【杉村富生の短期相場観測】 ─海外投資家が買う銘柄の3条件!



「海外投資家が買う銘柄の3条件!」

●イラン戦争終結を先取りする動き!

 いや~、すごい相場である。売り方は壊滅状態じゃないか。4月16日の日経平均株価は1384円高の5万9518円(瞬間高値は5万9688円)と急騰した。一気に、新高値だ。3月31日には5万0558円のザラバ安値をつけている。わずか、2週間(立会日数12日)で9000円強の大幅高を演じたことになる。

 もちろん、この背景はイラン戦争の終結期待だが、同時に国際マネーが一斉にリスクオン姿勢に転じたのが大きい。海外投資家は3月第2週~第4週に、現物株を2兆5187億円売り越した。彼らは「日本が石油に弱い」と単純に判断したのだろう。しかし、4月第1週は1兆9149億円、第2週は1兆6418億円の買い越しだ。計3兆5567億円である。

 海外投資家(巨大ファンド)はトランプ政権の閣僚と親交があり、緊密に連絡を取り合っている。そもそも、ラトニック商務長官は証券会社の元経営者、ベッセント財務長官はヘッジファンド出身だ。ウォール街に友人・知己が多い。実際、彼は3月中旬には証券、銀行幹部との非公式会合において、「イラン戦争はすぐ終わる」と語った、とされている。

 まあ、自慢ではないが、イラン戦争については当コラムが3月末に、いち早く「戦争は終わる」と報じた。こちらはアメリカ大統領の「戦争権限法」(議会の承認のない戦争は60日が限度)を根拠にしたものだったが、ベッセント財務長官(IQに加え、EQがトップクラス)の場合はトランプ大統領の“心”を読んだものだろう。

 注:IQは知能指数だが、EQ(Emotional Intelligence Quotient)は人の心理を読む力、および思いやりの気持ちのこと。
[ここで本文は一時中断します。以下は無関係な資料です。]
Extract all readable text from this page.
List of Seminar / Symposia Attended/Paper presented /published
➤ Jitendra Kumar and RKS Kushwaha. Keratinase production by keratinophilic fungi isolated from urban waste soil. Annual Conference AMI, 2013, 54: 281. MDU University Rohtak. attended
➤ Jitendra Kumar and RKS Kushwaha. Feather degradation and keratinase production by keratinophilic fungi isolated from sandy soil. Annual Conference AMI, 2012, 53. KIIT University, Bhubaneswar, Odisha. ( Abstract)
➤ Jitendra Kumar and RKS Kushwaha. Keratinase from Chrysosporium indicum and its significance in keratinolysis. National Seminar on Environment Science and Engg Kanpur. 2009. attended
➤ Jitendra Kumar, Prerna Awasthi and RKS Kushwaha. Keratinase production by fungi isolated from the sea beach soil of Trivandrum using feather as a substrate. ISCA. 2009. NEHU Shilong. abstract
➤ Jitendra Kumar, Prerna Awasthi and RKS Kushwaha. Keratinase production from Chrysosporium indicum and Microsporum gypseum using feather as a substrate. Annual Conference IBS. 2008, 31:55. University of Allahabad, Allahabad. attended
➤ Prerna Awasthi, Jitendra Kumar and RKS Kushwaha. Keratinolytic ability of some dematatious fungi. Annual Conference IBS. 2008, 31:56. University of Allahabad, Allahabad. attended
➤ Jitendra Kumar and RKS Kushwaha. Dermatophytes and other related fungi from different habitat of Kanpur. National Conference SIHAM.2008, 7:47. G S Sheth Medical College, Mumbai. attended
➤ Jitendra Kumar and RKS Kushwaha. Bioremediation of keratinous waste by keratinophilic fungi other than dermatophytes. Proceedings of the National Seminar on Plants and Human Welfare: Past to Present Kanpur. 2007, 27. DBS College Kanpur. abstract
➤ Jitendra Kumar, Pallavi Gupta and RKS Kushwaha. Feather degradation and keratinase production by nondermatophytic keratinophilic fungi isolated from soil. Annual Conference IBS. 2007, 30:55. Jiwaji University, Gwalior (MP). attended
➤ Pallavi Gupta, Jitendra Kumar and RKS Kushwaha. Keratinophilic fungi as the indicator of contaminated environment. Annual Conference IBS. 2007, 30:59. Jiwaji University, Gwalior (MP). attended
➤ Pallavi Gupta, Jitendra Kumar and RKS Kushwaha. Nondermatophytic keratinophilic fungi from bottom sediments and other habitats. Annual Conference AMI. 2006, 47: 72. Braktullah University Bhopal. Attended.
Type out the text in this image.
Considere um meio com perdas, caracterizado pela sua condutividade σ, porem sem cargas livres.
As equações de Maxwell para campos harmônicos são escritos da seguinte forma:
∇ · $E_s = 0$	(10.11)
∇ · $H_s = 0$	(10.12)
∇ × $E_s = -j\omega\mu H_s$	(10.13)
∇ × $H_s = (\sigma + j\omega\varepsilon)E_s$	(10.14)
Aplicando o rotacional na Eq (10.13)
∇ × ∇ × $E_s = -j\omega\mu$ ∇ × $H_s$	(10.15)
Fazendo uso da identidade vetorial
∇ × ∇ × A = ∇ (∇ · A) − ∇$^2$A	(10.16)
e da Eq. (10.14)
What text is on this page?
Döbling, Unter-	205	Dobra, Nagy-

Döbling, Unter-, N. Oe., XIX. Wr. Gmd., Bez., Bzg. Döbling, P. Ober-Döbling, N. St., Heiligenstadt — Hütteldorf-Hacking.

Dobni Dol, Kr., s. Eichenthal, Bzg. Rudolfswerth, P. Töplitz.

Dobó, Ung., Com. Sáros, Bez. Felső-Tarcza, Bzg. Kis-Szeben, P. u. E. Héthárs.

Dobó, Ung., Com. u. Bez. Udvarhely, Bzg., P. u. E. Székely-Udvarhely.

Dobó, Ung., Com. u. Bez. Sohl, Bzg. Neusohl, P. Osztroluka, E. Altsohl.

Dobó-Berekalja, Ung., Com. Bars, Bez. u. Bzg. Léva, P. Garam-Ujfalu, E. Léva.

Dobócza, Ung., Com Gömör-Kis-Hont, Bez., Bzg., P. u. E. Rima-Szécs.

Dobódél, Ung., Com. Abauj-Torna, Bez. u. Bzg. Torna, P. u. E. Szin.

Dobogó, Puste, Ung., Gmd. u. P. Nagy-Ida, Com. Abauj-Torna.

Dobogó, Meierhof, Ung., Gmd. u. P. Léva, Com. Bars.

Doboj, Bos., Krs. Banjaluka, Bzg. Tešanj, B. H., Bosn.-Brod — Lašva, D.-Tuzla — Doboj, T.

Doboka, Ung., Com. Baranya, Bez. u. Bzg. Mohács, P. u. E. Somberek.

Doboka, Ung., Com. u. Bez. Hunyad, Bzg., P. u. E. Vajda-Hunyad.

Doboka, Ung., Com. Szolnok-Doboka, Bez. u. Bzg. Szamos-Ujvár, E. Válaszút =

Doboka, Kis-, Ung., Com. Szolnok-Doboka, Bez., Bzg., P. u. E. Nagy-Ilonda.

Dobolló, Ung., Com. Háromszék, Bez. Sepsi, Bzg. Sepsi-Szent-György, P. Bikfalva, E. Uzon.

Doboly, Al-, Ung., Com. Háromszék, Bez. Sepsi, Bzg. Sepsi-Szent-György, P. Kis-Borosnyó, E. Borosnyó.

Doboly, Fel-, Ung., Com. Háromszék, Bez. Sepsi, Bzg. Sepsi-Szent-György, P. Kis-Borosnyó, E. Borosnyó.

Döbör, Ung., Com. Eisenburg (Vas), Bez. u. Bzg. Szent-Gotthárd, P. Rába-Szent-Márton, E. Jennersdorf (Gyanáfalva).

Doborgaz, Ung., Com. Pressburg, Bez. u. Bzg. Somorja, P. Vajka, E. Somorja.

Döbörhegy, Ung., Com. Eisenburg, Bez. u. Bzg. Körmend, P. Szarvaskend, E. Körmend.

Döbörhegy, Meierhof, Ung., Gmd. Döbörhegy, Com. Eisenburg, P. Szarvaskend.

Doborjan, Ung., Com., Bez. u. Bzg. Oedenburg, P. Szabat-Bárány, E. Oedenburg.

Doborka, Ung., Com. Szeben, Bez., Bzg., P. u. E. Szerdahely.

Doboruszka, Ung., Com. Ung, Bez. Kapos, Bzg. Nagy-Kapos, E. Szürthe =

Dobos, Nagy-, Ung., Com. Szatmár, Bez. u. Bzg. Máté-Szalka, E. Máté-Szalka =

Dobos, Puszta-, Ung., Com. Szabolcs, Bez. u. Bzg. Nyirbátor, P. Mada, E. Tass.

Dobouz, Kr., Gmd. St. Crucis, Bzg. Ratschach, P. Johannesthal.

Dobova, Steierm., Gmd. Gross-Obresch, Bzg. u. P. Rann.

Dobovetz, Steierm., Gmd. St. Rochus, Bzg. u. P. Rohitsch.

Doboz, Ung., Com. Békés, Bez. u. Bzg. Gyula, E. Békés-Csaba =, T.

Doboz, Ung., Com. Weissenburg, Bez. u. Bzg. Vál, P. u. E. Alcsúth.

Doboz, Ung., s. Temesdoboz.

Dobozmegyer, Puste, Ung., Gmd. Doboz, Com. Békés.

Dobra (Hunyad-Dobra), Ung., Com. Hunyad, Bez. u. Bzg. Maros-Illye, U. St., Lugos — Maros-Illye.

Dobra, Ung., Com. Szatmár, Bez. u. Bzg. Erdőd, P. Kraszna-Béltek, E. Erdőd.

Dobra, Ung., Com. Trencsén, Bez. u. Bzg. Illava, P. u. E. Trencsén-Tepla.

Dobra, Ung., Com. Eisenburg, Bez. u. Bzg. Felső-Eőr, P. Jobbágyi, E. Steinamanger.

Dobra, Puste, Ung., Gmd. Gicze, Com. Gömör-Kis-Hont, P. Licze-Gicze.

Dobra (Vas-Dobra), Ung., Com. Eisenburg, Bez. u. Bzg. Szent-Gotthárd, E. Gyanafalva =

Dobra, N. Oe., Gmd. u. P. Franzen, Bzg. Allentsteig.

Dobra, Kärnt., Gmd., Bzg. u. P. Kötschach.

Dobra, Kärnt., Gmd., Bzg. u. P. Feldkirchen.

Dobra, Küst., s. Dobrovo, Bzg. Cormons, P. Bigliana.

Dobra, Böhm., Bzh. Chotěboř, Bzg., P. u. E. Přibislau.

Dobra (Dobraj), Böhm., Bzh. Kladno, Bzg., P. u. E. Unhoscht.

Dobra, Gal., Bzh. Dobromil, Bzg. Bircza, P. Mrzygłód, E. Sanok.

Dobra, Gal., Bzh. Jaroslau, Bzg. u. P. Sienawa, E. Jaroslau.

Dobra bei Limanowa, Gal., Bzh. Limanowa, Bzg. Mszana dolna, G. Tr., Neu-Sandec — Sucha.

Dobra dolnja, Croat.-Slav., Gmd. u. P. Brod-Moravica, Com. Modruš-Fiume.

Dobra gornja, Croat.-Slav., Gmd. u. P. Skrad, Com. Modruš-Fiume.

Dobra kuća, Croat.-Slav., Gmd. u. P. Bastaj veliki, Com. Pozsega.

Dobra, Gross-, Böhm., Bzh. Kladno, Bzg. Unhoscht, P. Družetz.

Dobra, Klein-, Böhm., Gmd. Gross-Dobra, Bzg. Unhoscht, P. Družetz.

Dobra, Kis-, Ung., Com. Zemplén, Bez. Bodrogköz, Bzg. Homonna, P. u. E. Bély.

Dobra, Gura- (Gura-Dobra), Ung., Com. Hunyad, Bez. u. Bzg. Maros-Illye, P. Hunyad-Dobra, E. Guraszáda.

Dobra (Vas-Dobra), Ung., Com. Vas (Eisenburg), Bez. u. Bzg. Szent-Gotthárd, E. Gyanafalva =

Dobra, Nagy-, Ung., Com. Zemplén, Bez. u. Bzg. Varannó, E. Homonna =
 いずれにせよ、株式投資は正確な情報が“命”だ。それと、行動力、およびリスクを取る勇気と思う。海外投資家は一般にその両方を兼ね備えている。だからこそ、ドン安値が買える。3月中旬~下旬は多くの人達が「破滅だッ」と叫んでいた時期だ。確かに、そこを買うのは難しい。ただ、勝機は一瞬である。基本戦術は突っ込み買いの吹き値売りだろう。

●ひたすら“大物”を狙う!“小物”は?

 さて、この局面においての銘柄選別に際し、重要なポイントは流動性を重視すること、強い銘柄にマトを絞ること、値がさ株を攻めることに尽きる。国際マネーは資金が巨額なだけに、“大物”を狙う。それと、長期・順張りだ。ひたすら上昇トレンドの銘柄を追う。新高値銘柄を天井とは見ず、「ここから上げ本番」と判断する。

 “大物”とは時価総額、売買代金、単元株価ランキングの上位銘柄だ。ちなみに、アメリカ市場の時価総額(4月15日時点)は1京1695兆円、マグニフィセント・セブン(時価総額上位7社)の時価総額は3451兆円に膨らんでいる。なお、東証プライム市場(1571社)の時価総額は1288兆円だ。その3倍近くある。

 いやはや、スケールが違う。エヌビディア<NVDA>の時価総額は768兆円、アルファベット<GOOG>は同600兆円、アップル<AAPL>は同622兆円だ。時価総額が23.3兆円の日立製作所 <6501> [東証P]、11兆円の任天堂 <7974> [東証P]、9兆円の村田製作所 <6981> [東証P]が小型株に見える。

 世界的な企業と評価されているファナック <6954> [東証P]は6.1兆円、パナソニック ホールディングス <6752> [東証P]は7.1兆円、富士通 <6702> [東証P]は6.5兆円にすぎない。持ち合いが崩れ、アクティビストは暗躍している。そこに、海外投資家の猛烈な買いだ。日銀のETF(上場投資信託)買いの効果もあろう。

 浮動玉が吸い上げられている。日本市場は値幅寄与が顕在化するタイミングを迎えているのではないか。ナスダック総合指数は12連騰(4月16日時点)だ。これまた、「終わり」ではなく、新たな「大相場のスタート」なのだろう。繰り返しになるが、イラン戦争は着地点が見えてきた。交渉決裂→急落の局面こそが突っ込み買いのチャンスとなろう。

 個人投資家好みの“小物”ではINTLOOP <9556> [東証G]、インフロニア・ホールディングス <5076> [東証P]、大阪有機化学工業 <4187> [東証P]、湖北工業 <6524> [東証S]、ローツェ <6323> [東証P]、ナレルグループ <9163> [東証G]、ムニノバホールディングス <547A> [東証P]などに注目できる。